Another problem associated with cooking stove type applications is that the wire diameter used in such applications is typically only about 0.7 to 1 millimeter. The conventional joining techniques, such as the ones described above in the '599 patent, are difficult to implement for such small diameters on account of the brittleness of MoSi.sub.2. The present invention will also alleviate this problem by providing the advantage of easy handling, air atmosphere firing (the present invention does not require a special atmosphere during the joining step), instant joining onto the required geometry and shape.
Co-pending application U.S. Ser. No. 07/847,782 ('782) provides a novel technique to make electrical heating elements which may be used up to 1900.degree. C. New methods are also provided for manufacturing ceramic composites, which may be used as both electrical heating elements and oxidation resistant materials. There are also provided in the '782 application, compositions for manufacturing the above mentioned ceramic composites and heating elements. The '782 application is incorporated by reference into the present application.
While the '782 application provides methods for the manufacture of electrical heating elements and the like, there is no suggestion that this method i.e. micropyretic synthesis would be applicable in joining heating elements produced in accordance with the '782 application to electrical terminals. Also there is no suggestion that electrical terminals can be manufactured using ceramic and metal ceramic compositions.

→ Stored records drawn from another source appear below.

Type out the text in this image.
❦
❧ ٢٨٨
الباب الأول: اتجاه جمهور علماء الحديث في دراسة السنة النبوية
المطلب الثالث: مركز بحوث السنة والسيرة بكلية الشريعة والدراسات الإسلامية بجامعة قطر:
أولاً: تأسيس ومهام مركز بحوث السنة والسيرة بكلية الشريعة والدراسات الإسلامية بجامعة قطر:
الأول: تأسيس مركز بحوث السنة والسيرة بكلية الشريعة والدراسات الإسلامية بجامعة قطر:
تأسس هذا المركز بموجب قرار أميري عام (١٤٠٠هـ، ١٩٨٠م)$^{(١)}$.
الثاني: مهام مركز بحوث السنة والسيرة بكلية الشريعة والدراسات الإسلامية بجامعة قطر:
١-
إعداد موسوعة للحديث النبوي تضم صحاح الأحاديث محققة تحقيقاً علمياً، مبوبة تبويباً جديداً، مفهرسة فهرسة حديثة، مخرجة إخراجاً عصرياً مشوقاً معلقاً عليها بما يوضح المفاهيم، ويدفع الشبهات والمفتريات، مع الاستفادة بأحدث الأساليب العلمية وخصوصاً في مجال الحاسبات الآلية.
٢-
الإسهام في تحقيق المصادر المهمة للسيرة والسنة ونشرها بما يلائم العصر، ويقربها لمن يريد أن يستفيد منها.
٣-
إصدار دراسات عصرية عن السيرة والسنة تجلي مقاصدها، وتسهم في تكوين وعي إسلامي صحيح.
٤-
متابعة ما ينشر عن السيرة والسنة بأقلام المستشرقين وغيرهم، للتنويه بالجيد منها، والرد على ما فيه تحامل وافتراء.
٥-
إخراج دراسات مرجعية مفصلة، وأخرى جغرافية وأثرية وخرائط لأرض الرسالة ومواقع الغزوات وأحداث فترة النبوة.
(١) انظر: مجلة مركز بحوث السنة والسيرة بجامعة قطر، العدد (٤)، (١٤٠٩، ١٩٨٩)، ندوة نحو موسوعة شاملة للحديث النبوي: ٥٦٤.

The present invention also provides a heating element assembly for a radiant heating device, which assembly utilizes the method and compositions of this invention. In general this assembly includes a pair of terminals for connecting the heating element to the source, a plurality of heating elements and a plurality of coolers. The coolers are used to connect the heating elements to each other. The coolers act like intermediate terminals. These intermediate terminals may also be used to connect the heating elements to the surface below so as to provide mechanical support, as they remain cooler than the heating elements themselves.
Thus, the present invention provides a low-cost, novel technique for joining ceramic and metal ceramic heating elements to electrical terminals, which eliminates or alleviates several of the problems associated with prior art techniques. The present invention also provides optimal ceramic and metal ceramic compositions for manufacturing electrical terminals which compositions will be especially suited for effecting the micropyretic synthesis based joining techniques described herein. Finally the present invention provides a heating element assembly for a radiant heating device, which assembly utilizes the method and compositions of this invention.